No Canadá, uma seca severa castiga a produção de
grãos do país. Nos últimos dias, algumas das principais regiões produtoras
receberam chuvas, porém, insuficientes para provocar mudanças significativas,
trazendo apenas um alívio para as lavouras que vinham sofrendo com o stress
hídrico, conforme noticiou o Agrimoney. O portal internacional informou ainda
que os níveis de umidade seguem baixos, porém, também apresentaram uma leve
melhora com essas últimas chuvas.
Europa
A divisão de meteorologia agrícola da Comissão
Europeia de Monitoramento de Recursos Agrícolas (MARS) reduziu em 0,13
toneladas por hectare para 5,19 toneladas sua estimativa média para o
rendimento dos cereais este ano, o que, se confirmado, traria uma redução de 9%
em relação aos resultados do ano passado um recuo ainda mais intenso em relação
à média dos últimos cinco anos.
"A produtividade para todas as culturas está
sendo reduzida por conta de condições climáticas desfavoráveis, incluindo o
excesso de chuvas no norte da Europa e calor e seca mais ao sul do
continente", informou a MARS. A instituição destacou ainda as ondas de
calor intensas e prolongadas registradas em importantes áreas agrícolas como o
norte da Itália, França, Alemanha, Polônia, República Tcheca, Áustria e
Hungria. "As temperaturas máximas, por muitas vezes, superara os 35ºC e em
pontos específicos alcançaram os 40ºC, prejudicando severamente as culturas de
primavera e inverno durante as fases de floração e enchimento de grãos das
lavouras", completou a organização.
No caso do trigo soft plantado no inverno na
Europa, a produtividade esperada já caiu para 5,8 toneladas por hectare. Em
contrapartida, o milho, por exemplo, sofreu uma baixa ainda mais drástica de
rendimento - na casa de meia tonelada por hectare - caindo para 6,71 t/ha, bem
abaixo da média dos últimos cinco anos. A safra francesa do cereal, a maior da
região da União Europeia, teve sua produtividade reduzida em 0,76 toneladas por
hectare, passando para 8,63 t/ha, refletindo as temperaturas que se aproximaram
dos recordes de 1975 acompanhadas de uma seca intensa, explicou a MARS.
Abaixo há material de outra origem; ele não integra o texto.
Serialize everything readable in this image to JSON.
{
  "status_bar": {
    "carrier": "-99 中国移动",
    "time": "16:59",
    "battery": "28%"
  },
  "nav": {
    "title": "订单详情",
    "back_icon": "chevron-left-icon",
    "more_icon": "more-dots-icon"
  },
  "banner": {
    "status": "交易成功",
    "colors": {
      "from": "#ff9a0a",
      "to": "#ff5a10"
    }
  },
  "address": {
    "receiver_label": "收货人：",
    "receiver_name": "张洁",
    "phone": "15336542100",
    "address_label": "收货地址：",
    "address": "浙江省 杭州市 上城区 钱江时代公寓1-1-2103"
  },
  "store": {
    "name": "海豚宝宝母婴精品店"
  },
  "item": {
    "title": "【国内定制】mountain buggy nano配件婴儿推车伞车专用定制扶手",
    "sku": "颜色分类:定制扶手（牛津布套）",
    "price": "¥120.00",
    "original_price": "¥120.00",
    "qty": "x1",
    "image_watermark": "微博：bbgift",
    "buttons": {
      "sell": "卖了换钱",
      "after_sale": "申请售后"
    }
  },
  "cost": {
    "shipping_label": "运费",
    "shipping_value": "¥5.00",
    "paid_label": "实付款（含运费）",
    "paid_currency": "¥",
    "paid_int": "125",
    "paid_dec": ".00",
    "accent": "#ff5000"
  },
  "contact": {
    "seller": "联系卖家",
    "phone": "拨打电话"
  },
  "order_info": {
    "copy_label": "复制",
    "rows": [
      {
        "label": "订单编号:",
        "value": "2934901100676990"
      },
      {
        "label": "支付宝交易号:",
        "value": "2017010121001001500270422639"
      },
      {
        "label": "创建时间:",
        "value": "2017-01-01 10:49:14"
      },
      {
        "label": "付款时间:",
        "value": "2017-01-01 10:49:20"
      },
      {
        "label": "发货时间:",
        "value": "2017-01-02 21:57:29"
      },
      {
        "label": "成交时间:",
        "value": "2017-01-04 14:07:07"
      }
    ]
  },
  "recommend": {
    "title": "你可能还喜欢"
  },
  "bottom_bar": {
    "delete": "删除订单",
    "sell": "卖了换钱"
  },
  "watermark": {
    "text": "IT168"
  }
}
No Leste Europeu, região de grande importância na
produção mundial de milho e trigo, as preocupações com o clima também são
evidentes diante das possibilidades de perdas nesta safra.
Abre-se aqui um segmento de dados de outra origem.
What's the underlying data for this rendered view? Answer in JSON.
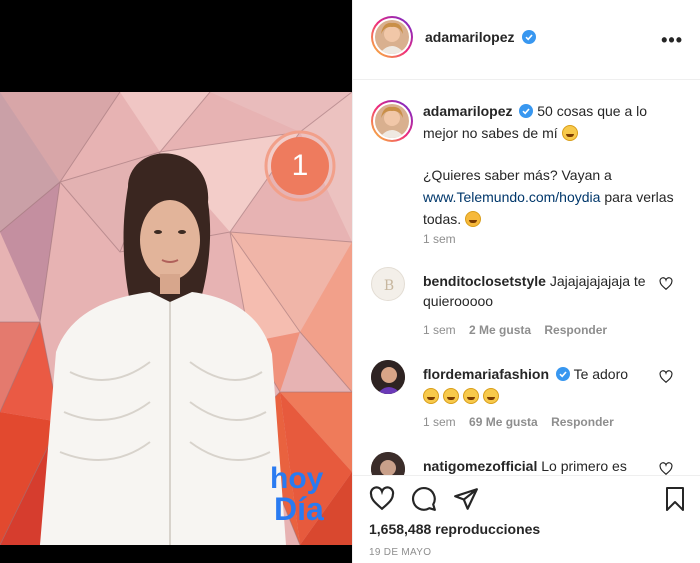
{
  "post": {
    "username": "adamarilopez",
    "more_icon": "more-horizontal-icon",
    "video_number": "1",
    "video_logo": [
      "hoy",
      "Día"
    ]
  },
  "caption": {
    "username": "adamarilopez",
    "text1": "50 cosas que a lo mejor no sabes de mí",
    "text2": "¿Quieres saber más? Vayan a",
    "link": "www.Telemundo.com/hoydia",
    "text3": "para verlas todas.",
    "time": "1 sem"
  },
  "comments": [
    {
      "username": "benditoclosetstyle",
      "text": "Jajajajajajaja te quierooooo",
      "time": "1 sem",
      "likes": "2 Me gusta",
      "reply": "Responder"
    },
    {
      "username": "flordemariafashion",
      "text": "Te adoro",
      "time": "1 sem",
      "likes": "69 Me gusta",
      "reply": "Responder"
    },
    {
      "username": "natigomezofficial",
      "text": "Lo primero es"
    }
  ],
  "footer": {
    "views": "1,658,488 reproducciones",
    "date": "19 DE MAYO"
  },
  "colors": {
    "link": "#00376b",
    "verified": "#3897f0",
    "secondary": "#8e8e8e"
  }
}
A Rússia, que também tem parte de seu território na
Ásia, estima colher uma safra de grãos de 100 milhões de toneladas neste ano,
segundo informou o Ministério da Agricultura do país, quase 5 milhões de
toneladas a menos do que o recorde do ano passado. E apesar de um recorde de
produção na principal área agrícola do país na região do Mar Morto, as perdas
podem ser de 20 milhões de toneladas, conforme relatos de analistas.
Ásia e Oceania
O El Niño para a Europa e Ásia deve trazer um
aumento significativo das temperaturas no período de verão, e um inverno menos
rigoroso para essas regiões. A China, por exemplo, enfrente a pior seca dos
últimos 60 anos principalmente na região Nordeste do país, explicou o
meteorologista da Climatempo.
Segundo informações de analistas nacionais e
internacionais, as áreas mais afetadas na nação asiática são localidades-chave
na produção de grãos, principalmente soja e milho, em estados como Heilogjiang,
Jilin e Liaoning.
Depois dessa seca que bateu todos os recordes, os
níveis de água nos subsolos chineses alcançaram suas mínimas históricas este
ano nas regiões nordeste e central da nação asiática onde milhões de pessoas
habitam. Assim, a agropecuária e as indústrias - que respondem por 85% do
consumo de água no país - vêm lutando contra a crise hídrica já há tempos e que
secou mais da metade de 50 mil rios importantes da China, deixando o país no
que o governo chamou de "grave escassez de água". As perdas estimadas
para os produtores rurais pelas autoridades até este momento passam de US$ 1
bilhão.
O El Niño provocou também uma mudança nos padrões
da temporada de tufões na China, a qual se propagou para durar por um período
mais longo do que o comum. "Os tufões virão mais do sul dos oceanos e
serão mais intensos", disse Ding Yihui, um representante da Academia
Chinesa de Engenharia.
Na Índia e no Paquistão, depois de terem se
reduzido muito nos últimos meses, as chuvas de monção voltaram a ganhar força e
agora resultam em acumulados recordes e inundações, como informou o site
internacional Accuweather. "Essa padrão de clima mais úmido deve se
estender até a primeira semana completa de agosto", informou o
meteorologista chefe do portal, Jason Nichols.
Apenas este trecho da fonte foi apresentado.